I couldn’t remember plot details clearly it had been decades since I read the books and I frequently pestered Michael with questions about things that seemed wrong to me. Quite often, they were deviations, but not always. It frustrated me not to remember clearly.

 Sometime between those two seasons, Nick returned all 14 of the books. Michael reread the whole series yet again. I looked at them in their neat rows on a prominent shelf and started thinking maybe I’d read them too. But I didn’t start — until last week.

 Battered by news that made me cringe and cry and rage all at the same time, I decided to sink myself so deeply into fantasy that I blocked out reality. I’m almost finished with Book Two in less than a week, and these are 900-1000 page books.

 It isn’t working perfectly. I still know the horrible events of the world and of our country because I’m still connected to the news cycle. But when I’m reading, I am so engrossed in the complexities of that story that I get a reprieve from reality. And that’s all I want, a reprieve.

 I’m not trying to pretend the bad news and, frankly, evil, isn’t still out there and getting worse by the day. But in Jordan’s books, the good guys and the evildoers are battling on a cosmic level, and good seems to win somehow, even when things seem hopeless. It is encouraging.
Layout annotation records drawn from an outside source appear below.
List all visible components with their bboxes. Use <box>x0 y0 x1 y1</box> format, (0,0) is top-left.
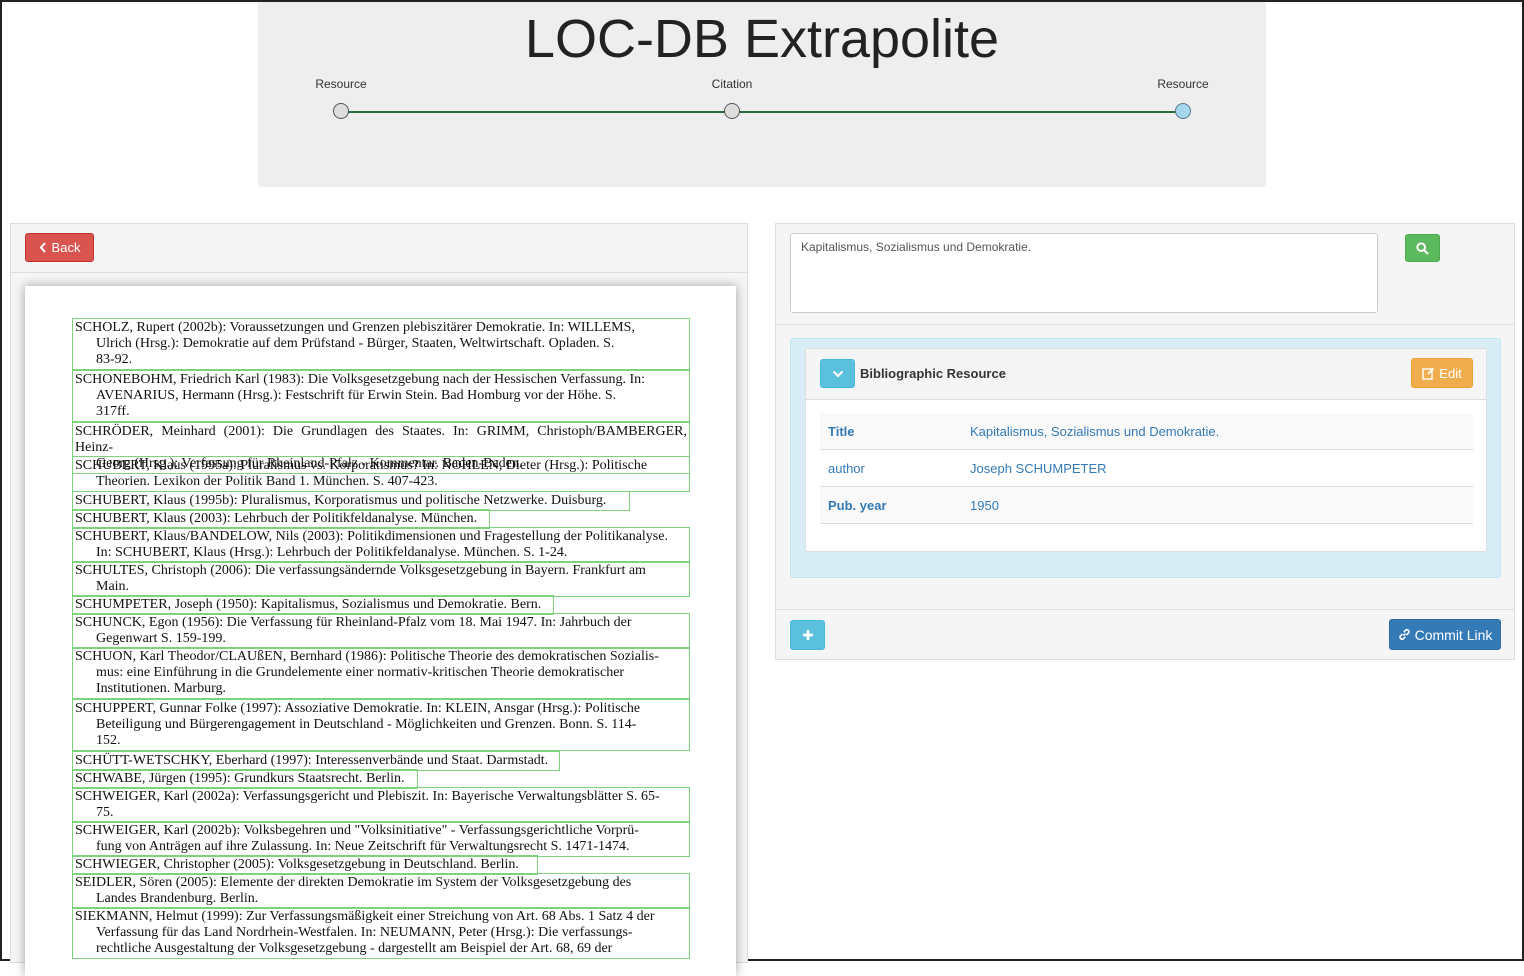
citation-box[interactable]: SCHÜTT-WETSCHKY, Eberhard (1997): Intere… <box>72 751 560 771</box>
citation-box[interactable]: SCHUBERT, Klaus/BANDELOW, Nils (2003): P… <box>72 527 690 563</box>
search-button[interactable] <box>1405 234 1440 262</box>
edit-icon <box>1422 367 1435 380</box>
chevron-left-icon <box>39 242 46 253</box>
link-icon <box>1398 629 1410 640</box>
citation-box[interactable]: SEIDLER, Sören (2005): Elemente der dire… <box>72 873 690 909</box>
citation-box[interactable]: SCHUPPERT, Gunnar Folke (1997): Assoziat… <box>72 699 690 751</box>
citation-box[interactable]: SCHWIEGER, Christopher (2005): Volksgese… <box>72 855 538 875</box>
citation-box[interactable]: SCHONEBOHM, Friedrich Karl (1983): Die V… <box>72 370 690 422</box>
commit-link-label: Commit Link <box>1414 626 1493 643</box>
edit-button[interactable]: Edit <box>1411 358 1473 388</box>
card-title: Bibliographic Resource <box>860 366 1006 381</box>
plus-icon <box>802 630 813 640</box>
bibliographic-resource-card: Bibliographic Resource Edit Title Kapita… <box>805 348 1487 552</box>
citation-box[interactable]: SCHUBERT, Klaus (1995b): Pluralismus, Ko… <box>72 491 630 511</box>
table-row: Title Kapitalismus, Sozialismus und Demo… <box>820 413 1473 450</box>
citation-box[interactable]: SCHUMPETER, Joseph (1950): Kapitalismus,… <box>72 595 554 615</box>
attribute-value-author[interactable]: Joseph SCHUMPETER <box>962 449 1473 487</box>
step-label-resource-2: Resource <box>1157 77 1209 91</box>
attribute-value-pub-year[interactable]: 1950 <box>962 486 1473 524</box>
divider <box>776 324 1514 325</box>
citation-box[interactable]: SCHOLZ, Rupert (2002b): Voraussetzungen … <box>72 318 690 370</box>
scanned-document: SCHOLZ, Rupert (2002b): Voraussetzungen … <box>25 286 736 976</box>
edit-button-label: Edit <box>1439 365 1462 381</box>
attribute-value-title[interactable]: Kapitalismus, Sozialismus und Demokratie… <box>962 413 1473 450</box>
document-panel: Back SCHOLZ, Rupert (2002b): Voraussetzu… <box>10 223 748 976</box>
search-input[interactable]: Kapitalismus, Sozialismus und Demokratie… <box>790 233 1378 313</box>
progress-line <box>341 111 1183 113</box>
table-row: author Joseph SCHUMPETER <box>820 449 1473 487</box>
commit-link-button[interactable]: Commit Link <box>1389 619 1501 650</box>
chevron-down-icon <box>832 370 843 378</box>
citation-box[interactable]: SCHULTES, Christoph (2006): Die verfassu… <box>72 561 690 597</box>
citation-box[interactable]: SCHUNCK, Egon (1956): Die Verfassung für… <box>72 613 690 649</box>
results-well: Bibliographic Resource Edit Title Kapita… <box>790 338 1501 578</box>
attribute-key-author: author <box>820 449 962 487</box>
step-label-resource-1: Resource <box>315 77 367 91</box>
collapse-toggle-button[interactable] <box>820 359 855 388</box>
step-dot-resource-2[interactable] <box>1175 103 1191 119</box>
citation-box[interactable]: SCHWABE, Jürgen (1995): Grundkurs Staats… <box>72 769 418 789</box>
citation-box[interactable]: SIEKMANN, Helmut (1999): Zur Verfassungs… <box>72 907 690 959</box>
header: LOC-DB Extrapolite Resource Citation Res… <box>258 2 1266 187</box>
search-icon <box>1416 241 1429 255</box>
add-resource-button[interactable] <box>790 620 825 650</box>
citation-box[interactable]: SCHUBERT, Klaus (2003): Lehrbuch der Pol… <box>72 509 490 529</box>
resource-panel: Kapitalismus, Sozialismus und Demokratie… <box>775 223 1515 660</box>
attribute-key-title: Title <box>820 413 962 450</box>
document-toolbar: Back <box>11 224 747 273</box>
app-title: LOC-DB Extrapolite <box>524 9 1000 69</box>
step-label-citation: Citation <box>711 77 753 91</box>
citation-box[interactable]: SCHUON, Karl Theodor/CLAUßEN, Bernhard (… <box>72 647 690 699</box>
step-dot-resource-1[interactable] <box>333 103 349 119</box>
citation-box[interactable]: SCHUBERT, Klaus (1995a): Pluralismus vs.… <box>72 456 690 492</box>
citation-box[interactable]: SCHWEIGER, Karl (2002a): Verfassungsgeri… <box>72 787 690 823</box>
card-header: Bibliographic Resource Edit <box>806 349 1486 400</box>
back-button[interactable]: Back <box>25 233 94 262</box>
divider <box>776 609 1514 610</box>
attribute-key-pub-year: Pub. year <box>820 486 962 524</box>
table-row: Pub. year 1950 <box>820 486 1473 524</box>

 One lesson of the series is that this battle between good and evil is never-ending. It seems worse when we are in the middle of it, like right now, but it’s happened before and goodness has prevailed. Another lesson is that people are surprising. A good guy turns out to be corrupted; a bad guy has an epiphany and changes sides. What you think you know isn’t real until you see it happen.

 I have a bit of Book Two plus 12 additional books left to read in the Wheel of Time. That should take me through winter. By springtime, I’m praying that things in our world will be looking up as much as they improved in the Wheel of Time’s world. If not, I have several more fantasy series that I haven’t read in years. Good always wins in those books, too.

 What gives you hope and comfort these days?